Troisièmement la situation artistique possible de l'appareillage informatique implique ou impliquera un rapport soustractif aux fabriques parentes avec lesquelles cet appareillage peut paraître concurrent: la peinture encore (il existe une reconversion informatique de pratiques picturales aussi bien qu'une idéalité picturale de nombre de propositions informatiques), la photographie sans doute, mais aussi le cinéma qui, au niveau industriel, fait un emploi massif du numérique. Le registre des potentialités authentiques de l'informatique n'est probablement lui-même encore qu'en gestation (...) mais l'authenticité, je me suis efforcé de l'établir, n'est pas une donnée immédiate. C'est l'affaire d'un travail, d'une gestation, d'une soustraction qui ne sont encore que possibles, comme chaque fois, lorsque la technique en question est dans sa jeunesse. Ce n'est pas spontanément, par simple fait d'invention que se produit l'authenticité d'un appareil."

Note: Walter Benjamin écrivait à la fin de sa Petite histoire de la photographie: "Une chose est passée inaperçue (...) de Baudelaire, c'est l'injonction qui repose dans l'authenticité de la photographie. Si un reportage, dont les clichés n'ont d'autre effet que de s'associer par le biais du langage, permet de l'escamoter, cela ne sera pas toujours possible." Dans la traduction de Maurice De Grandillac revue par Pierre Rusch, on lit: "on ne réussira par toujours à élucider les injonctions que recèle l'authenticité de la photographie par la pratique du reportage dont les clichés visuels n'ont d'autre effet que de susciter par association des clichés linguistiques chez celui qui les regarde".
Ce propos noue l'idée préalablement formulée du déclin artistique de la photographie à celle de son inauthenticité. En d'autres termes, et pour essayer de rassembler l'ensemble des données: l'art serait cette conduite qui parvient à dégager l'authenticité d'une technique de l'image. Et quand il a lieu -voyez l'histoire de la photographie, la Petite histoire de la photographie- il se produit une soustraction à une tradition visuelle où, autrement, s'englue la nouveauté.

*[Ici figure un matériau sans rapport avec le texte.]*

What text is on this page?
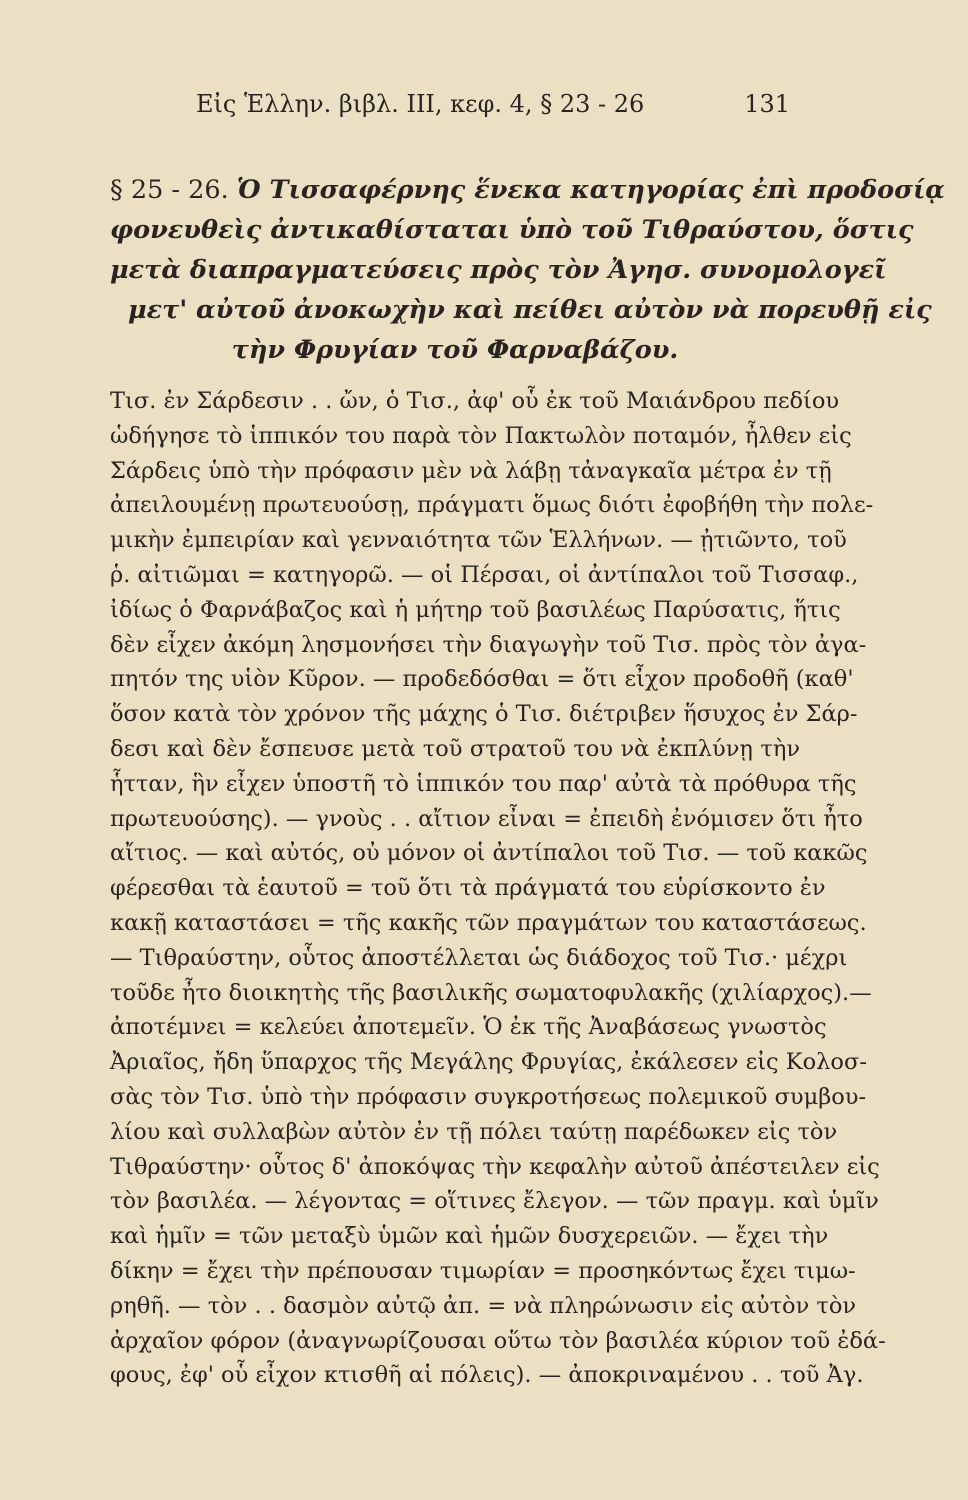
Εἰς Ἑλλην. βιβλ. III, κεφ. 4, § 23 - 26	131
§ 25 - 26. Ὁ Τισσαφέρνης ἕνεκα κατηγορίας ἐπὶ προδοσίᾳ
φονευθεὶς ἀντικαθίσταται ὑπὸ τοῦ Τιθραύστου, ὅστις
μετὰ διαπραγματεύσεις πρὸς τὸν Ἀγησ. συνομολογεῖ
μετ' αὐτοῦ ἀνοκωχὴν καὶ πείθει αὐτὸν νὰ πορευθῇ εἰς
τὴν Φρυγίαν τοῦ Φαρναβάζου.
Τισ. ἐν Σάρδεσιν . . ὤν, ὁ Τισ., ἀφ' οὗ ἐκ τοῦ Μαιάνδρου πεδίου
ὡδήγησε τὸ ἱππικόν του παρὰ τὸν Πακτωλὸν ποταμόν, ἦλθεν εἰς
Σάρδεις ὑπὸ τὴν πρόφασιν μὲν νὰ λάβῃ τἀναγκαῖα μέτρα ἐν τῇ
ἀπειλουμένῃ πρωτευούσῃ, πράγματι ὅμως διότι ἐφοβήθη τὴν πολε-
μικὴν ἐμπειρίαν καὶ γενναιότητα τῶν Ἑλλήνων. — ᾐτιῶντο, τοῦ
ῥ. αἰτιῶμαι = κατηγορῶ. — οἱ Πέρσαι, οἱ ἀντίπαλοι τοῦ Τισσαφ.,
ἰδίως ὁ Φαρνάβαζος καὶ ἡ μήτηρ τοῦ βασιλέως Παρύσατις, ἥτις
δὲν εἶχεν ἀκόμη λησμονήσει τὴν διαγωγὴν τοῦ Τισ. πρὸς τὸν ἀγα-
πητόν της υἱὸν Κῦρον. — προδεδόσθαι = ὅτι εἶχον προδοθῆ (καθ'
ὅσον κατὰ τὸν χρόνον τῆς μάχης ὁ Τισ. διέτριβεν ἥσυχος ἐν Σάρ-
δεσι καὶ δὲν ἔσπευσε μετὰ τοῦ στρατοῦ του νὰ ἐκπλύνῃ τὴν
ἧτταν, ἣν εἶχεν ὑποστῆ τὸ ἱππικόν του παρ' αὐτὰ τὰ πρόθυρα τῆς
πρωτευούσης). — γνοὺς . . αἴτιον εἶναι = ἐπειδὴ ἐνόμισεν ὅτι ἦτο
αἴτιος. — καὶ αὐτός, οὐ μόνον οἱ ἀντίπαλοι τοῦ Τισ. — τοῦ κακῶς
φέρεσθαι τὰ ἑαυτοῦ = τοῦ ὅτι τὰ πράγματά του εὑρίσκοντο ἐν
κακῇ καταστάσει = τῆς κακῆς τῶν πραγμάτων του καταστάσεως.
— Τιθραύστην, οὗτος ἀποστέλλεται ὡς διάδοχος τοῦ Τισ.· μέχρι
τοῦδε ἦτο διοικητὴς τῆς βασιλικῆς σωματοφυλακῆς (χιλίαρχος).—
ἀποτέμνει = κελεύει ἀποτεμεῖν. Ὁ ἐκ τῆς Ἀναβάσεως γνωστὸς
Ἀριαῖος, ἤδη ὕπαρχος τῆς Μεγάλης Φρυγίας, ἐκάλεσεν εἰς Κολοσ-
σὰς τὸν Τισ. ὑπὸ τὴν πρόφασιν συγκροτήσεως πολεμικοῦ συμβου-
λίου καὶ συλλαβὼν αὐτὸν ἐν τῇ πόλει ταύτῃ παρέδωκεν εἰς τὸν
Τιθραύστην· οὗτος δ' ἀποκόψας τὴν κεφαλὴν αὐτοῦ ἀπέστειλεν εἰς
τὸν βασιλέα. — λέγοντας = οἵτινες ἔλεγον. — τῶν πραγμ. καὶ ὑμῖν
καὶ ἡμῖν = τῶν μεταξὺ ὑμῶν καὶ ἡμῶν δυσχερειῶν. — ἔχει τὴν
δίκην = ἔχει τὴν πρέπουσαν τιμωρίαν = προσηκόντως ἔχει τιμω-
ρηθῆ. — τὸν . . δασμὸν αὐτῷ ἀπ. = νὰ πληρώνωσιν εἰς αὐτὸν τὸν
ἀρχαῖον φόρον (ἀναγνωρίζουσαι οὕτω τὸν βασιλέα κύριον τοῦ ἐδά-
φους, ἐφ' οὗ εἶχον κτισθῆ αἱ πόλεις). — ἀποκριναμένου . . τοῦ Ἀγ.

Et cette soustraction, à son tour, déstabilise les données catégoriales en vigueur, donc le langage. Ainsi l'art est-il vif, et actif par rapport à une technique d'époque, quand il trouble les structures fonctionnelles du dire et tout ce que j'appelle par ailleurs la géographie établie des subjectivités, les territoires intérieurs, les fonctionnements d'instances.

Pierre-Damien Huyghe, Eléments de polémique in L'art au temps des appareils, sous la direction de Pierre-Damien Huyghe, L'Harmattan, 2005.